In fact, tell them to write a brainfuck transpiler in brainfuck to transpile go lang to brainfuck to make it easier for you communicate with their native tongue directly.

https://stackoverflow.com/questions/16836860/how-does-the-br...

But honestly if you're a professional programmer, you should constantly be asking yourself how do I reduce complexity for others first, not myself. And that's where golang gets it wrong. Golang asks very specifically first and foremost how do they get their compiler right -- even if it comes at the potential expense of the users.

I mean golang is not brainfuck by any margin, and it is reasonable for what it tries to do. But, in my experience, if you're writing code longer than a page, golang is probably the wrong language.

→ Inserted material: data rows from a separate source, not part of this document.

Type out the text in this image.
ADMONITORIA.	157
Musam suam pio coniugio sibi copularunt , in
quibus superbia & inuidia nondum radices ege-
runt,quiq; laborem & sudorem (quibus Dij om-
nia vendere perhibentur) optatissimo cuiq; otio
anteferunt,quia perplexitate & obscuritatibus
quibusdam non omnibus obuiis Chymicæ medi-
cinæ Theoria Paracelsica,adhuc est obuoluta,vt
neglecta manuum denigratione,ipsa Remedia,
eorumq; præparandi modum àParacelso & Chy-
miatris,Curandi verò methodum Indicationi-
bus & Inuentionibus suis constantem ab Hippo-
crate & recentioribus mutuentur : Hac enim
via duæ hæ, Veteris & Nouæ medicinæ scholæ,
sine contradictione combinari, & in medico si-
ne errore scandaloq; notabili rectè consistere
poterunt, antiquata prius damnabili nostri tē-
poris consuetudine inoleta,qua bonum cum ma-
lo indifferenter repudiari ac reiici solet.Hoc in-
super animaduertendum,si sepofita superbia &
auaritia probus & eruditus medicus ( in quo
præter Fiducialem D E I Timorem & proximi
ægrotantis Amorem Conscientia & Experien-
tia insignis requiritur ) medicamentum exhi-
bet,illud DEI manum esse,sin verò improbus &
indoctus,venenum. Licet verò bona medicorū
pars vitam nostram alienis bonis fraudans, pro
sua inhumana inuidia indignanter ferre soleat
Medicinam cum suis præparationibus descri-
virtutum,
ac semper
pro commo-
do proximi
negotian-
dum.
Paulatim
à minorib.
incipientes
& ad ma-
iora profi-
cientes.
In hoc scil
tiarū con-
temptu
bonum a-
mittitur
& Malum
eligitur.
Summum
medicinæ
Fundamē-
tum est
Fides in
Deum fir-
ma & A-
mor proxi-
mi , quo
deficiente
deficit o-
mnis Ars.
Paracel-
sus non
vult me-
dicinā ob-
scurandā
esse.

A core conflict is determining who should hold complexity ("how much" is implied). From an operating systems perspective, I like seL4's approach of being a highly minimal kernel, which necessarily means pushing out significant complexity to userspace to handle. I want to go even further in that direction. Despite the massive complexity spike, kernel minimality has significant benefits for increasing userspace programs' power. I think programming languages are somewhat different. Both operating systems and programming languages are deeply foundational notions of abstraction, and even mesh: Smalltalk[0] or Forth being said to include an operating system isn't outrageous. An operating system exposes languages (e.g. shell commands, syscalls, libraries, services) and a programming language undergirds a system. My suspicion is that it's because an operating system is built up, whereas a programming language is the tool in hand. They're at such different levels of construction that they aren't comparable. I have a refinement, which also ties in something I sneakily avoided earlier: programming languages are like kernels, especially microkernels like seL4. Bundling the whole OS is cheating; the job is already done. But I think there's still a difference. When a kernel is built, the OS isn't far behind; a purpose is set. When a programming language is built, it's made (usually) for generality. The exceptions to this (domain-specific languages) prove my point: they have a purpose in mind. The complexity is still there, but building an operating system seems to provoke long-lasting further abstractions (services, components, libraries) whereas programming is more fragmented in its abstractions (frameworks, libraries, language features). Put another way: operating system developers seek simplicity of the whole system, since that is there scope. It's harder to define a system for programming languages, although it is there (the sum of programs produced), and so optimizations are more local at the expense of global progress.

[0] https://dl.acm.org/doi/pdf/10.1145/2525528.2525534

The problem is further exacerbated by needless complexity being seen as sophistication, and in the end; one's competency level. A lot of today's bloat and bullshit is caused by this attitude. Like a football team full of body builders preoccupied with showing of their muscles and wondering why they're languishing at the bottom of the table.